This piece is part two of The Slow Violence of Emerging Technologies — reading that first is a good idea, but not a must.
In part one, I compared Rob Nixon's concept of 'slow violence' with the feedback loop of harm we perpetuate with new technologies: Creators ship products which are of value to some, but of harm to others. The products are only revisited if enough pressure is felt from advocacy groups. This cycle moves at glacial speed, and is hard to identify. It's tough to break the cycle, and kind environments are part of the reason why.
A kind environment is one which has consistent dynamics and parameters, and clear indications of success and failure. They are a good space for 'learning', essentially. Machines are trained in kind environments like video games or board games. They learn what winning looks like, and so do more 'good' actions, which lead to winning — and less that lead to losing.
But the world is complicated. When we seek the 'good' or want to mitigate complex things like 'slow violence' how do we know if we are making the right decisions? And how do we orient our systems (technical and human) to 'learn' to work towards good, rather than optimise for things that we know will lead to externalised harm?
Under capitalism, we are ruled by markets, and are encouraged to think of markets as kind environments. Like this:
- Start up a business/build a product
- Test it in a market place, where the metrics for success are users, monthly recurring revenue, market share, valuation and further investment by those with power, and ultimately acquisition (and maybe eventually profit).
- If you can grow, sell to consumers, and get acquired, your product is good — transformative even. If you haven't done these things, your product is bad and you should 'pivot'.
These metrics are a very clean-cut measure of success, meaning it is easier to build systems that are oriented towards them.
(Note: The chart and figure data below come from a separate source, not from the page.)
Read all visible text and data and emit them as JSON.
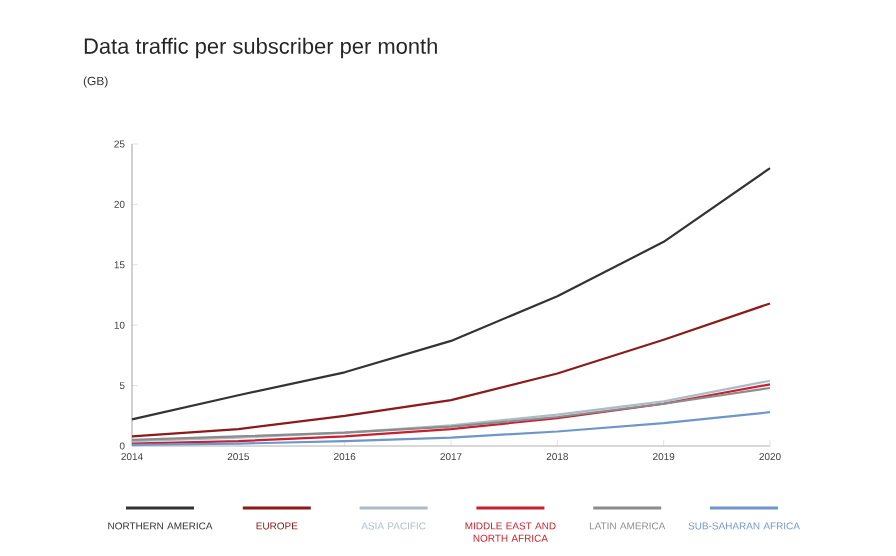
{
  "chart_data": {
    "type": "line",
    "title": "Data traffic per subscriber per month",
    "ylabel": "(GB)",
    "x": [
      2014,
      2015,
      2016,
      2017,
      2018,
      2019,
      2020
    ],
    "xlim": [
      2014,
      2020
    ],
    "xticks": [
      2014,
      2015,
      2016,
      2017,
      2018,
      2019,
      2020
    ],
    "ylim": [
      0,
      25
    ],
    "yticks": [
      0,
      5,
      10,
      15,
      20,
      25
    ],
    "grid": false,
    "legend": "bottom",
    "marker": "none",
    "line_style": "solid",
    "series": [
      {
        "name": "NORTHERN AMERICA",
        "color": "#333333",
        "values": [
          2.2,
          4.2,
          6.1,
          8.7,
          12.4,
          16.9,
          23.0
        ]
      },
      {
        "name": "EUROPE",
        "color": "#8b1a1a",
        "values": [
          0.8,
          1.4,
          2.5,
          3.8,
          6.0,
          8.8,
          11.8
        ]
      },
      {
        "name": "ASIA PACIFIC",
        "color": "#a9bcc8",
        "values": [
          0.4,
          0.7,
          1.1,
          1.7,
          2.6,
          3.7,
          5.4
        ]
      },
      {
        "name": "MIDDLE EAST AND NORTH AFRICA",
        "color": "#c8202f",
        "values": [
          0.2,
          0.4,
          0.8,
          1.4,
          2.3,
          3.5,
          5.1
        ]
      },
      {
        "name": "LATIN AMERICA",
        "color": "#8c8c8c",
        "values": [
          0.5,
          0.8,
          1.1,
          1.6,
          2.4,
          3.5,
          4.8
        ]
      },
      {
        "name": "SUB-SAHARAN AFRICA",
        "color": "#6f96c8",
        "values": [
          0.1,
          0.2,
          0.4,
          0.7,
          1.2,
          1.9,
          2.8
        ]
      }
    ]
  }
}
Ones which learn from experiments, and optimise choices and structures to achieve those metrics. This kind environment precludes examination of complex, compounded harms. Not only does it overlook them as a proxy of failure or fail to incorporate them in formulas for success, it encourages systems to actually overlook them entirely. With growth and success being so visible, and harm being so invisible (to those incentivised to ignore it), you can see how breaking out of cycles of slow violence is such a challenge.
I ran a non-profit for close to a decade, and I was always struck by the proxies we used to know if we were having an impact.
Easy metrics: are you able to fundraise, grow, be known?
Hard metrics: do people like working with you, are you helping shift power, are you actually making a difference at all? Is your work 'worth' it?
I thought about it all the time, and in the end I don't have answers, just more questions. And a longing for a kind environment for learning, experimentation, and change that is oriented to optimise for something I know will make the world better.
This has me noodling on: how can we ask organisations to pursue a different success criteria, if we don't know what it is yet? How can we establish strategies for long term social benefit, that create a kind environment which we can orient technology creators towards? How can we end slow violence and reduce our dependence on inequitable, long-term harm to fuel change?
I don't think ESG goals cut it, but I'm curious if any ESG thinkers out there are considering how to build pro-technosocial metrics that we can use to condition moral thinking for technology makers and stop letting them off the hook for 'unintended consequences' on the path to profit.